Tuesday, May 21, 2013
The Mighty Mars Rovers: The Incredible Adventures of Spirit and Opportunity by Elizabeth Rusch
Steve Squyres dreamed of sending a geologist to Mars, but when he approached NASA they were not interested. The climate was too harsh. It was too far away. A person needed too much equipment. And on and on. Squyres was determined and instead came up with the idea of sending rovers to Mars. He drew up a proposal and sent it to NASA who said, "Nada" again, but like a squirrel foraging for acorns, Squyres didn't give up. He spent eight years trying to convince NASA that his idea was valid and worth exploring. NASA decided to give it a go when Mars orbited to a spot that made it closer to Earth than it had been in 60,000 years. The program to build two exploration rovers, Opportunity and Spirit, to go to Mars was launched in the year 2000 with the objective of studying rocks and soils to see if they hold clues to past water activity on Mars. Opportunity and Spirit took three years to build and were launched in 2003. Scientists were hoping they would last three months, but they have exceeded expectations and Opportunity is still tooling around Mars today while Spirit is resting in peace in a sand trap, its communication ceasing in 2011 with scientists.

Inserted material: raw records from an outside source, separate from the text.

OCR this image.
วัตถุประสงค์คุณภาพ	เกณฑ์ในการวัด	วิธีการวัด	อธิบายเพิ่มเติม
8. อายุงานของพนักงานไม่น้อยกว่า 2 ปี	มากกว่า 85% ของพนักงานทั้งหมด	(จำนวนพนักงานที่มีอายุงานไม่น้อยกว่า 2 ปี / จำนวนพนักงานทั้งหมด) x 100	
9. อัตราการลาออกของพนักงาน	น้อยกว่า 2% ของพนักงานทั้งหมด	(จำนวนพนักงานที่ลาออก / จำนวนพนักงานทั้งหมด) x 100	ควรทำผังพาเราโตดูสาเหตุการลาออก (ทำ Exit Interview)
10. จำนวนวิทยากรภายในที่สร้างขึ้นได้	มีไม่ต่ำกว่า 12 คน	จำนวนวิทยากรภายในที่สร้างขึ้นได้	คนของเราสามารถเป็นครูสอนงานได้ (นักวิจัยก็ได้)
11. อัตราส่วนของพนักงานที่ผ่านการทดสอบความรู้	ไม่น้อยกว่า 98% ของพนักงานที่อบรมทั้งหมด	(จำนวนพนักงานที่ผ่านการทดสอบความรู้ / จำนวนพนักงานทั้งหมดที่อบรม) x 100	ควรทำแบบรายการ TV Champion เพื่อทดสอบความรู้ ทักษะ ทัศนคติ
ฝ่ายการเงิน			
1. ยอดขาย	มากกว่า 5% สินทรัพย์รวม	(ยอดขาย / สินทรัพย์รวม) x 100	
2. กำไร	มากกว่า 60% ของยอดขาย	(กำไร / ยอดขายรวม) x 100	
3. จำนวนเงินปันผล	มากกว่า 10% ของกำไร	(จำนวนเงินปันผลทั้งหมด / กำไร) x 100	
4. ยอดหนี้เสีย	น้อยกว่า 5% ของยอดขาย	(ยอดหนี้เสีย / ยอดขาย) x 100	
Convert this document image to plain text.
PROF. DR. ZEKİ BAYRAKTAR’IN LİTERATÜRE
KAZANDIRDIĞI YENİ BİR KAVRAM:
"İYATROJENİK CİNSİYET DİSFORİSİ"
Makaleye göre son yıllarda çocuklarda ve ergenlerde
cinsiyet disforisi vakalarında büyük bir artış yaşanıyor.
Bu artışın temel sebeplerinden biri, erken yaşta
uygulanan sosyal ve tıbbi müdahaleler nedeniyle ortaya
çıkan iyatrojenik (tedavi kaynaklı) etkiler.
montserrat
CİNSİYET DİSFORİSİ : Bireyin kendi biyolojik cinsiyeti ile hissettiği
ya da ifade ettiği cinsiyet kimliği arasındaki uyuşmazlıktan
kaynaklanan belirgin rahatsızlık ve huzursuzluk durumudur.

The informational text is a narrative with subtexts explaining information. While the narrative is engaging and the subtexts are visually attractive, some subtexts didn't fit smoothly in with the narrative text - at least for my random reading habits. Oftentimes, I read the subtext before the narrative and it would give away a point. Once I realized this, I made sure I read the narrative first and then the subtext. I thought the photos were beautiful and the layout attractive.
I would have liked Steve developed more as a person. I think that if his personality had been rounded out more I might have had a greater emotional investment in the tension of whether or not the rovers would survive the challenges faced on Mars. It might have countered my lack of interest in rocks too. As portrayed I didn't really care after the third malfunction or obstacle that needed to be resolved and found myself skimming. Others who like geology should not feel this way. No author can expect everyone to like his or her book and there is an element of personal taste or aesthetics that makes an individual like or dislike a book; hence, I don't particularly like the subject but I do recognize that this is an excellent expository text.
The ending talks about sending Curiosity to Mars, a new and better robot. That perked my antennae and made me go searching NASA's website to see what this new rover was up to. I also went on Wikipedia and looked up the guts of the machine. As I'm reading about the computerized mother boards on the rovers I'm thinking that someone could easily argue with me, "computer processing units and million instructions per second are not more interesting than silica and pyllosilicates." So now that I've worked myself into a hole and am basically saying that calling a book "boring" is not a good argument, I feel I should rewrite my review and get rid of my interfering personal taste comments. But I'm not going to. I'll leave it as a reminder to not take "boring-route-review" highway. A good nonfiction book for your library. I can't argue the craftmanship.